The National Institutes of Health (NIH) has sent about 180 letters to more than 60 US institutions regarding scientists it believes have broken grant rules for disclosing all sources of funding, according to Science. The investigation led to the dismissals of researchers, such as the resignation or termination of three faculty members at MD Anderson Cancer Center and others at Emory University.
Michael Lauer, head of NIH’s extramural research program, tells Science that the investigations may lead to the US...
The NIH’s extramural research program employs about 1,300 trained scientists who are each assigned a set of grants to oversee, according to Science. They look for affiliation and funding discrepancies between the documents submitted with the grants and what’s reported in published papers.
These investigations led NIH to send letters to institutions in August 2018 to inform them about their findings, which in some cases uncovered individuals who spent significant amounts of time overseas and who also received large amounts of funding from foreign agencies. “Some vice presidents for research and deans have told us that they were surprised, shocked, and horrified when they learned about [these arrangements],” Lauer tells Science. “They said they had no idea some of their employees were spending 4, 6, 8 months away from their institution.”

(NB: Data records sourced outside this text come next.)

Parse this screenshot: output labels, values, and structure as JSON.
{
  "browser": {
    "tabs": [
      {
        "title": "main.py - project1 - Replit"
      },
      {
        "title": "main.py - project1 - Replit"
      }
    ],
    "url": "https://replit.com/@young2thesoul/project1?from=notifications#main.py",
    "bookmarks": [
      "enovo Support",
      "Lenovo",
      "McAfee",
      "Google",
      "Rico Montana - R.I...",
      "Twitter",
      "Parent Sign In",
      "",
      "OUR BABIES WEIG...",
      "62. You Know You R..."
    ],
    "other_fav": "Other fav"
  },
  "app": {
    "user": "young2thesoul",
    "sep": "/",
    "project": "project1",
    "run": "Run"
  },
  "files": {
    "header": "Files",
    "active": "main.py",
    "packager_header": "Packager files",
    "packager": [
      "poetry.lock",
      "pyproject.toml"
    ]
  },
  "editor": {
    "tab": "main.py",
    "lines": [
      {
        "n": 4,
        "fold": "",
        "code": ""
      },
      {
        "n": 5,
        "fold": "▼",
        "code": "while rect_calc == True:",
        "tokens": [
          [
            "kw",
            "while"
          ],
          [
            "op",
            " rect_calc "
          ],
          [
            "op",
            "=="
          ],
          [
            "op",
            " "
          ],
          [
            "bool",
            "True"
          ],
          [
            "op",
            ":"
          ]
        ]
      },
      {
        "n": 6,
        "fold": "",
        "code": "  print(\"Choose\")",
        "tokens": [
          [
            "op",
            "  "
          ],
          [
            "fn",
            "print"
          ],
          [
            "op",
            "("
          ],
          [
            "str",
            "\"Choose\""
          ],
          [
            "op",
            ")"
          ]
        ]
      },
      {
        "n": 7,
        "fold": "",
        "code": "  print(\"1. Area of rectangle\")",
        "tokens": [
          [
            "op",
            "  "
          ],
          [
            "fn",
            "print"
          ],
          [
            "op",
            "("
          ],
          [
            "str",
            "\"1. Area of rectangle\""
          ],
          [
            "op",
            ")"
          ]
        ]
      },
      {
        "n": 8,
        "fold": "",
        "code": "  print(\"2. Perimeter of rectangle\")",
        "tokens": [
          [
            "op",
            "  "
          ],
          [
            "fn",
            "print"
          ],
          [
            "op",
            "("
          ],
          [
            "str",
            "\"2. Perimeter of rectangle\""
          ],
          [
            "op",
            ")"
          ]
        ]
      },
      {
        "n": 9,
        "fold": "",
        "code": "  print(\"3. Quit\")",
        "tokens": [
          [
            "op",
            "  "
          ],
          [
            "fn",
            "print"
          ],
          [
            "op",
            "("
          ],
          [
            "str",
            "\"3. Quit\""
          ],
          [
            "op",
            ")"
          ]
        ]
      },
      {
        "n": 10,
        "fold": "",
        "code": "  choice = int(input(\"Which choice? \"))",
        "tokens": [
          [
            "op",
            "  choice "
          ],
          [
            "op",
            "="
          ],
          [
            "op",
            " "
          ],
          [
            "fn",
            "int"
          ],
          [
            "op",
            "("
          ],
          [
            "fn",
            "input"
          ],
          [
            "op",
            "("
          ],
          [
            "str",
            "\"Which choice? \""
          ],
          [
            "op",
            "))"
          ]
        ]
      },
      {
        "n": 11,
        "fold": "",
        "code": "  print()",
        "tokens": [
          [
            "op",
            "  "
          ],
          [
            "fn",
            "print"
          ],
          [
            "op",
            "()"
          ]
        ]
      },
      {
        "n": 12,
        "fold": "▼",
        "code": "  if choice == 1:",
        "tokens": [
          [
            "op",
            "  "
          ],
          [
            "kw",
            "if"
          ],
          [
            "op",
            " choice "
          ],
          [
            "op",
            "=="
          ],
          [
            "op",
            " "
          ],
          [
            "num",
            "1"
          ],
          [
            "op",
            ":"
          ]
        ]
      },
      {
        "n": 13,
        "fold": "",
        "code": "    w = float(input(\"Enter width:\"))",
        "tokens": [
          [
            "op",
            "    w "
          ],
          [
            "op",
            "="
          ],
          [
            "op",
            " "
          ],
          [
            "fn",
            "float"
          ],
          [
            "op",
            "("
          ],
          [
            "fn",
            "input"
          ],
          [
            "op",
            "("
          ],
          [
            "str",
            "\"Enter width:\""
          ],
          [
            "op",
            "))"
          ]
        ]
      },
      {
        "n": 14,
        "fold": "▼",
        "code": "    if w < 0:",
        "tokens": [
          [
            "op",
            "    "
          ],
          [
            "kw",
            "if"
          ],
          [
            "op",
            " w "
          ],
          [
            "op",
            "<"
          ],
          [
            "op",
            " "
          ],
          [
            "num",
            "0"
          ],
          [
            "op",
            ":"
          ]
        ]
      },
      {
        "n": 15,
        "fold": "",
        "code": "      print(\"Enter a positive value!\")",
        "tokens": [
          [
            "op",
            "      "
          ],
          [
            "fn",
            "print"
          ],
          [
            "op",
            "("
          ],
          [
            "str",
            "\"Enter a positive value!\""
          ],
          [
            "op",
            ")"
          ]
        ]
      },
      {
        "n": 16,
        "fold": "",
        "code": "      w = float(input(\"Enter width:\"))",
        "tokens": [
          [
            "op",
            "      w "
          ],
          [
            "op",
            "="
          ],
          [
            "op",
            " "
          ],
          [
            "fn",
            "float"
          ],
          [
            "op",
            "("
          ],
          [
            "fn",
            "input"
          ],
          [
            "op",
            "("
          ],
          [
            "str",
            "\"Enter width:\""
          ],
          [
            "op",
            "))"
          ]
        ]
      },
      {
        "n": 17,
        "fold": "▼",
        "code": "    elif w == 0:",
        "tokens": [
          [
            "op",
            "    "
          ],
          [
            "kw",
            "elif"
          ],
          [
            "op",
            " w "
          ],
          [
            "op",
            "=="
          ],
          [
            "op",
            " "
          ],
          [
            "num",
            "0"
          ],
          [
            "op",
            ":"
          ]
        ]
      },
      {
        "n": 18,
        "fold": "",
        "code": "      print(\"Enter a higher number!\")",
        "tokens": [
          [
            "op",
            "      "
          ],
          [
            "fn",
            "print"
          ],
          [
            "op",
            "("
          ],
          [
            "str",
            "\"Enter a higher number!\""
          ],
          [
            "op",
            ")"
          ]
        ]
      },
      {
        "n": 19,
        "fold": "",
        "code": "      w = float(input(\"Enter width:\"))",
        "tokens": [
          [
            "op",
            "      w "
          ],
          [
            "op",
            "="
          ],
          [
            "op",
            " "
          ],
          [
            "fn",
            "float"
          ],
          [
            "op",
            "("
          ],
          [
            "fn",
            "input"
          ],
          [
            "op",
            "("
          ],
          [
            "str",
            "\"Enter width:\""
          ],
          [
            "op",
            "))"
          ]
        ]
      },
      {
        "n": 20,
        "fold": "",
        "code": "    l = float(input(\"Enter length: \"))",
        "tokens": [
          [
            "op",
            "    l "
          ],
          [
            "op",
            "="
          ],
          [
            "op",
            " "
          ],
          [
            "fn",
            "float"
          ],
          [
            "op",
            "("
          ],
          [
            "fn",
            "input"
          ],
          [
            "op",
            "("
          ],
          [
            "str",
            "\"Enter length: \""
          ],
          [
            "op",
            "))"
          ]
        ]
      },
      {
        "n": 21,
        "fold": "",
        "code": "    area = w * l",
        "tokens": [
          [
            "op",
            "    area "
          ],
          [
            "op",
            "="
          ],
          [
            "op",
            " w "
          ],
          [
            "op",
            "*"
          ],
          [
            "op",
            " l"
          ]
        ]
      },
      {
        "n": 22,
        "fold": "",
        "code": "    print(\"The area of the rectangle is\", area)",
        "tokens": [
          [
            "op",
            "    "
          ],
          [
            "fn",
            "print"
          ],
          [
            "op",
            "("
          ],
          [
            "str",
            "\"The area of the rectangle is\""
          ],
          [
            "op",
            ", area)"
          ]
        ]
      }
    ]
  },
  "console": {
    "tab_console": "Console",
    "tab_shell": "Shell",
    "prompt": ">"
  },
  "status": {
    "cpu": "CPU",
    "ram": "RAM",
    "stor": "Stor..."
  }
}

In some cases, the time spent on NIH projects does not add up with other responsibilities required in their roles. This has led to some universities refunding the NIH for salary paid for time that faculty spent outside of the university not working on NIH projects, says Lauer.
Lauer tells Science that the 180 cases currently being investigated are at institutions all around the US. “Most of the scientists are well-funded, meaning they have multiple NIH grants,” he says to Science. “Most are ethnically Chinese, although some of our more serious cases are not ethnically Chinese.” Lauer says it’s not the “specific conduct” they are focusing on, but the “failure to disclose it.”